My Name is Dee, by Roland Malfi is an Urban Fantasy. The main character John Dee is a modern city sorcerer, but at the beginning of the book is trying to kick the habit. He is so serious about doing so that he has sought out a support group to help him.
Before long, someone he cares about falls into the hands of a chaotic spell user with a disability and he seeks to rescue her. The disability in this case is Autism.
I was not too fond of this book on multiple levels and I will explain why. First off, it was hard to follow. The sections were short and choppy. Sometimes just a few paragraphs would be strung together and then we would move someplace else. Perhaps the author thought he was being literary or artsy, but I just found it annoying and it left me wondering why I kept reading it.
I also thought that calling your character John Dee was a questionable idea. Why use the name of one of the most famous magic users of all time other than in a sad attempt to sell books? I got an idea, I am going to wrote a fantasy novel about a wizard. I am going to call him Gandalf and he has a small friend named Frodo. Or maybe I should write a story about a dentist and call him Doc Holiday.
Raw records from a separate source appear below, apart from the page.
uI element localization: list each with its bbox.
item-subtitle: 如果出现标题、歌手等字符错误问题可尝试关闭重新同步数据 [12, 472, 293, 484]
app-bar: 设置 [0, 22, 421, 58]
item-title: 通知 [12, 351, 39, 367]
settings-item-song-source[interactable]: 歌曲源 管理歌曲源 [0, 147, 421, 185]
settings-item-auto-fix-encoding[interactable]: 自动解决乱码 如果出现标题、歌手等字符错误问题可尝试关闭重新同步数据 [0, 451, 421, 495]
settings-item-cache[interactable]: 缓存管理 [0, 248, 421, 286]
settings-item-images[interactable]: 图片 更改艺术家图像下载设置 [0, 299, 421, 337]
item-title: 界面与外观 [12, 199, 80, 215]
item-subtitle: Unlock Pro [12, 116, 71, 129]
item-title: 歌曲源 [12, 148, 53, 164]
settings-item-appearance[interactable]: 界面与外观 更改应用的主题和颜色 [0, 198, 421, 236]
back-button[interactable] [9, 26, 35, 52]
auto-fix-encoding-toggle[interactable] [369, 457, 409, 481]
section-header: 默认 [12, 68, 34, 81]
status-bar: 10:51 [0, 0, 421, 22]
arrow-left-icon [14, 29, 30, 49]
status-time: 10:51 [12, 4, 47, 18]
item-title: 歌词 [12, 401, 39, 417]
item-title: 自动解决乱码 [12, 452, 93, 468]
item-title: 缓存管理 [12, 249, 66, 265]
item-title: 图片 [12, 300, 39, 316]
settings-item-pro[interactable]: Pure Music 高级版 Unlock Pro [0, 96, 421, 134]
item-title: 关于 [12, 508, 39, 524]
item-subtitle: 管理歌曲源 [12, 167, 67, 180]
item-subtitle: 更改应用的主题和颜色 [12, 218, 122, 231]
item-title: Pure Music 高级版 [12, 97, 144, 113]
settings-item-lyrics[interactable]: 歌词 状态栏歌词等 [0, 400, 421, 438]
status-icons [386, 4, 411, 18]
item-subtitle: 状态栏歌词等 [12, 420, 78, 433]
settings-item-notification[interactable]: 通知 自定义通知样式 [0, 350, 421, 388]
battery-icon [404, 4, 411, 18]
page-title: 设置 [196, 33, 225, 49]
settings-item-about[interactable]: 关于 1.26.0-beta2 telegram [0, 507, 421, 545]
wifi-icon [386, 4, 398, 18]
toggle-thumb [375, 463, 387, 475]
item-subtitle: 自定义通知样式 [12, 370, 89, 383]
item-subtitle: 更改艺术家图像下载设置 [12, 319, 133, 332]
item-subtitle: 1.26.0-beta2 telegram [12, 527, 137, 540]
Lastly, the use of a character with Autism as a villain. Part of me is okay with this because it seems to be treating people equally. Why should all people with Autism be good? Why could not some be evil? It is almost progressive, but... it could also be looked at as creating the image that anyone different is bad. It could go either way, perhaps.
I hate to be mean and if you read my other reviews you will see I rarely am, but this book just seemed like the writer was trying too hard. Instead of just telling a story, he wanted to prove he could write in a manner that showed off some skills, but in the end just left the reader wanting to grab a book that just told him a story in a way that could be enjoyed.